Definition
A Markov Chain is a graph G in which each edge has an associated non-negative integer weight w[e]. For every node (with at least one outgoing edge) the total weight of the outgoing edges must be positive A random walk in a Markov chain starts at some node s and then performs steps according to the following rule:
Initially, s is the current node. Suppose node v is the current node and that e0, ..., ed - 1 are the edges out of v. If v has no outgoing edge no further step can be taken. Otherwise, the walk follows edge ei with probability proportional to w[ei] for all i, 0 < = i < d. The target node of the chosen edge becomes the new current node.

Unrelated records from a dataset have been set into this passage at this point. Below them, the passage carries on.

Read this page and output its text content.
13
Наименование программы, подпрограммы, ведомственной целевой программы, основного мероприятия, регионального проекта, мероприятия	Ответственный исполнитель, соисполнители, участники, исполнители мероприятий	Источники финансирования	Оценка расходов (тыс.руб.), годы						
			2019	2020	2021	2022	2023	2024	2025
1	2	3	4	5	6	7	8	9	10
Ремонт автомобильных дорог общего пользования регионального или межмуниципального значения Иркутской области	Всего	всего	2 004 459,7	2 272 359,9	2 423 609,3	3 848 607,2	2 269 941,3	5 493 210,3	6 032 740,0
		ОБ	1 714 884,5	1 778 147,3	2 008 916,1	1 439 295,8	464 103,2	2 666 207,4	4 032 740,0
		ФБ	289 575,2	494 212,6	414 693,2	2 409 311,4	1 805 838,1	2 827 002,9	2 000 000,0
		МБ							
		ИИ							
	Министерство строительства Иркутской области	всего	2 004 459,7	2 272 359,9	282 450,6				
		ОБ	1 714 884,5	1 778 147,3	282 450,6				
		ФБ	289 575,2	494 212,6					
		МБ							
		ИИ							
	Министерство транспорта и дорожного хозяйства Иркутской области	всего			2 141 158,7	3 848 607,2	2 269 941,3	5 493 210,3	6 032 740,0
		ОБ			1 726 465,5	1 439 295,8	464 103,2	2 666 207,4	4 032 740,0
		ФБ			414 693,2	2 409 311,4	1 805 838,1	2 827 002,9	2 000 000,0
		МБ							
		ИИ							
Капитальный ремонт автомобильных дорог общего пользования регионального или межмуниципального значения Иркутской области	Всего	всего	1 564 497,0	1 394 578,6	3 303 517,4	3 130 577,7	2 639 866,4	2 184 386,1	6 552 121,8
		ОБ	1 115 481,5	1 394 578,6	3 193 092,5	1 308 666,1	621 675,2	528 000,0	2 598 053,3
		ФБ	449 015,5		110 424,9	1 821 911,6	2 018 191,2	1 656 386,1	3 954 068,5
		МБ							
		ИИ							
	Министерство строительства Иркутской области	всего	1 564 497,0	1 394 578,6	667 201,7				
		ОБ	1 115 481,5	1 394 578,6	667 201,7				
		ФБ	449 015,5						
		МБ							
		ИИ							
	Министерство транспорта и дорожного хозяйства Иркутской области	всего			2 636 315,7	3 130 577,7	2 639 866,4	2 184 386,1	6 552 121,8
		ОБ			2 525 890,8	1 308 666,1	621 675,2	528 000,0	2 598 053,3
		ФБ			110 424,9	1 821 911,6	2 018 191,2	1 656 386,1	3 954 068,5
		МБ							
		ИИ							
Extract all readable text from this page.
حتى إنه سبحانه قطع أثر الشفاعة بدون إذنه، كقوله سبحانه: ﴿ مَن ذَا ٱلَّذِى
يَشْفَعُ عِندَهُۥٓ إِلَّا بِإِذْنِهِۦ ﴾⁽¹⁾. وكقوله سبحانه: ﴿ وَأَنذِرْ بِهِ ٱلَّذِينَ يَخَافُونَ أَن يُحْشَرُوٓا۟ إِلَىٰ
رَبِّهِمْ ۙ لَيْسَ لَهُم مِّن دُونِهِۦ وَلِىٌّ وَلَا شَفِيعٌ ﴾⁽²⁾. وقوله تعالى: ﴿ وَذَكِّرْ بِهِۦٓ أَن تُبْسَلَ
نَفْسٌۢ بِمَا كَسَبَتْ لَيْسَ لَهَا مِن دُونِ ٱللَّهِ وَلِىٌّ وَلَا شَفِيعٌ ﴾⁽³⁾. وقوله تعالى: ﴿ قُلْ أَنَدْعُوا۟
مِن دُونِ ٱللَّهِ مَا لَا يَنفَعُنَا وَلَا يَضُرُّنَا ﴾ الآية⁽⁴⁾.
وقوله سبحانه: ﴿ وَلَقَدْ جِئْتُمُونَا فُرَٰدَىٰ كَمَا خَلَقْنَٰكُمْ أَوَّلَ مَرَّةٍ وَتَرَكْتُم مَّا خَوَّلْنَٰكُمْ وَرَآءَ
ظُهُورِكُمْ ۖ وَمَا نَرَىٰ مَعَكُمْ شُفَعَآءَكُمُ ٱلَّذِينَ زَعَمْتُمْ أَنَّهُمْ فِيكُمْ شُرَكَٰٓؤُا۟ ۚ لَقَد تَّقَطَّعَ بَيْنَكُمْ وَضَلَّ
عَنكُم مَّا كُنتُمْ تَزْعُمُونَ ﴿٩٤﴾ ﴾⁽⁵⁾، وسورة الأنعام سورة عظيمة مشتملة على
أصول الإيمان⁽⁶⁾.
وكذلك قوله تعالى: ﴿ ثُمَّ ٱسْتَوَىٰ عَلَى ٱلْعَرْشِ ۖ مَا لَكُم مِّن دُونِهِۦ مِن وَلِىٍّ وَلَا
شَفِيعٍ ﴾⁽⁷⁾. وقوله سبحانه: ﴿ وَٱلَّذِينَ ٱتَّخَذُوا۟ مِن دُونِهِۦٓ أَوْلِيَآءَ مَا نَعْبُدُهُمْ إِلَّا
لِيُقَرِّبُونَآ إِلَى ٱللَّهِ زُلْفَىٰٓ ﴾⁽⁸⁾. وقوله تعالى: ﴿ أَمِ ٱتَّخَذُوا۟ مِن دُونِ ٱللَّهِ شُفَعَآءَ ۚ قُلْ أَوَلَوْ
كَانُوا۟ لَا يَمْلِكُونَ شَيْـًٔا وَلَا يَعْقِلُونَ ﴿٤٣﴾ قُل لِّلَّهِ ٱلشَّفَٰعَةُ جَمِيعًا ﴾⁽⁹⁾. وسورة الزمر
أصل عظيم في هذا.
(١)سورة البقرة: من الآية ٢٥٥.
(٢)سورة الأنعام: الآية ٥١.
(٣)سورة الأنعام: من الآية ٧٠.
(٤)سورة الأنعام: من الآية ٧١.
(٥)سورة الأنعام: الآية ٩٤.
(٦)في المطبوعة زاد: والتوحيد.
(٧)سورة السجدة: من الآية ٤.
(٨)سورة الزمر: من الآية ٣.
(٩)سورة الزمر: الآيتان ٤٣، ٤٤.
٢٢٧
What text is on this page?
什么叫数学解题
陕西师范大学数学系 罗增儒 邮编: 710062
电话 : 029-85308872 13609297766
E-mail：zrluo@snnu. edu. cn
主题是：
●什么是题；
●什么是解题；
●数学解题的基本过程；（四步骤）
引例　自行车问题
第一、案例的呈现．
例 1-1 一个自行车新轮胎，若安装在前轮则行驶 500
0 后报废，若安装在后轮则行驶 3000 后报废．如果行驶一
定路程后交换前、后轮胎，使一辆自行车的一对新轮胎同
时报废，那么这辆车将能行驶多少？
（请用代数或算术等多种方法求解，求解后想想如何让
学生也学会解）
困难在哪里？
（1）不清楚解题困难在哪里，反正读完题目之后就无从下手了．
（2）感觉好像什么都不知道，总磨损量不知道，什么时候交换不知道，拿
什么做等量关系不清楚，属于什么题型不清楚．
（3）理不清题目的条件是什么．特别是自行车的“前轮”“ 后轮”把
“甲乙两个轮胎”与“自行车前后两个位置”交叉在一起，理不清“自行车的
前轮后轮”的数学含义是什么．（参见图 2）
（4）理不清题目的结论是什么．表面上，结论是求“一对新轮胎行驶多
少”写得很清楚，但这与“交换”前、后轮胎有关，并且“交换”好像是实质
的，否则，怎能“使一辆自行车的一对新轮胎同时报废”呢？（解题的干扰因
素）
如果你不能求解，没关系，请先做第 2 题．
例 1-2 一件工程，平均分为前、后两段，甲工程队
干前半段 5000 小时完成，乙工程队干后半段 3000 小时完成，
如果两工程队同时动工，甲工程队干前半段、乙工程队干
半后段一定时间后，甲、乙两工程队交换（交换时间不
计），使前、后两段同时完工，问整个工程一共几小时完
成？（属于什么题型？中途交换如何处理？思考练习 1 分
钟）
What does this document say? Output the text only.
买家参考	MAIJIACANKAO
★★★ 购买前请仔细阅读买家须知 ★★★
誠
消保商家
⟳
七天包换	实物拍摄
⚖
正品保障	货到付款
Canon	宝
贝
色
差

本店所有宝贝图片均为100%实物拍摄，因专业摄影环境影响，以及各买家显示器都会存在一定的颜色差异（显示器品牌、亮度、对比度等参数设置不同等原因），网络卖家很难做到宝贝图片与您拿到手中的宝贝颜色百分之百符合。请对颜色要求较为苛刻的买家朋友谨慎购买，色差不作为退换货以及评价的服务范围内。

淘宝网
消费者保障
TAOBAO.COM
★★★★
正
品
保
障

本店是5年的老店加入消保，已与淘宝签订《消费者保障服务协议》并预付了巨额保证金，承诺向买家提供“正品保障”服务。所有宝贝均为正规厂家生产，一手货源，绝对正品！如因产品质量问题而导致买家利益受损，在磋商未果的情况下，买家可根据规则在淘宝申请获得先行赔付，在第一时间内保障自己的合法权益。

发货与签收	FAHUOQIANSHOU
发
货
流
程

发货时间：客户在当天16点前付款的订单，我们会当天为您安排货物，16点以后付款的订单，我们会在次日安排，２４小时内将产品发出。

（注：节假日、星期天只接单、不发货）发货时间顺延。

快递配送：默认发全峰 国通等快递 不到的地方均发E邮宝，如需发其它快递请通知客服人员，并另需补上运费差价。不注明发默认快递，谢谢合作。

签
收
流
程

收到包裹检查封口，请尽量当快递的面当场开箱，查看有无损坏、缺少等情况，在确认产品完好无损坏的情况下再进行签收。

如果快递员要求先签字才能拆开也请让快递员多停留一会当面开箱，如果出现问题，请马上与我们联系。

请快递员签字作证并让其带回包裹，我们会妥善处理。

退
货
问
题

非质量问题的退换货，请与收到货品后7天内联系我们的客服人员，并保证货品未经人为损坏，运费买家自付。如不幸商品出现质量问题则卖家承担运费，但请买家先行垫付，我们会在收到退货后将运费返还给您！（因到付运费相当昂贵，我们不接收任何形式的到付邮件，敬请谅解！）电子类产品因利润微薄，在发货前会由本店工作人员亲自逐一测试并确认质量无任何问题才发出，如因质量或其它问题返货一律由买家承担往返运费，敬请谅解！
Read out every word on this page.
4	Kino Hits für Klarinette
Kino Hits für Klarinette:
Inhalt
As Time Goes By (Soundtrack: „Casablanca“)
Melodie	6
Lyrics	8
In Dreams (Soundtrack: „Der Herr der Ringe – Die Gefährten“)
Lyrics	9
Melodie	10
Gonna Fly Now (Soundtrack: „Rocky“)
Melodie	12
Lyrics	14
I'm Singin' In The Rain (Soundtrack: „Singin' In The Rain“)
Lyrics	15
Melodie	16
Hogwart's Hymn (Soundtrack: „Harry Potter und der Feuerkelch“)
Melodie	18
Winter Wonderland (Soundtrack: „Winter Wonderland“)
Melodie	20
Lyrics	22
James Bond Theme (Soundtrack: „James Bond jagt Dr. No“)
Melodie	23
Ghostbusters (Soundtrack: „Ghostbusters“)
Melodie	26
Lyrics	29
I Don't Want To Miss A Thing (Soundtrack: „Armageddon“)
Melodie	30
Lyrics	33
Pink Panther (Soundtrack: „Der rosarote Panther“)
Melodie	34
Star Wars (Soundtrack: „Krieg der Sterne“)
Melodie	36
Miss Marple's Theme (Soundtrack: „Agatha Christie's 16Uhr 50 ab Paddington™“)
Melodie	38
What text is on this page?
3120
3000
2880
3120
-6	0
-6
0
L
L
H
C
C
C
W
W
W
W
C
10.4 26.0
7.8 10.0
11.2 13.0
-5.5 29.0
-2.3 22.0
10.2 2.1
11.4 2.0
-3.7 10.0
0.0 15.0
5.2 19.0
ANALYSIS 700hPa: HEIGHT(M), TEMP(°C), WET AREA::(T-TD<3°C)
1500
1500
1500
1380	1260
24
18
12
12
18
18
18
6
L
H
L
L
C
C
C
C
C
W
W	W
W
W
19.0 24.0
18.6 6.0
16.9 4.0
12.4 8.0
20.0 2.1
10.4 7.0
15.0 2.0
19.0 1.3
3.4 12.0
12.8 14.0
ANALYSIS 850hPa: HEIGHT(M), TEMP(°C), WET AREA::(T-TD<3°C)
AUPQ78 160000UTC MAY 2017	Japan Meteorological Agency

#include < LEDA/markov _chain.h >
Creation
| markov_chain | M(graph G, edge_array<int> w, node s = nil) | |
| creates a Markov chain for the graph G with edge weights w. The node s is taken as the start vertex (G.first_node() if s is nil). | ||
Operations
| void | M.step(int T = 1) | performs T steps of the Markov chain. |
| node | M.current_node() | returns current vertex. |
| int | M.current_outdeg() | returns the outdegree of the current vertex. |
| int | M.number_of_steps() | returns number of steps performed. |
| int | M.number_of_visits(node v) | |
| returns number of visits to node v. | ||
| double | M.rel_freq_of_visit(node v) | |
| returns number of visits divided by the total number of steps. | ||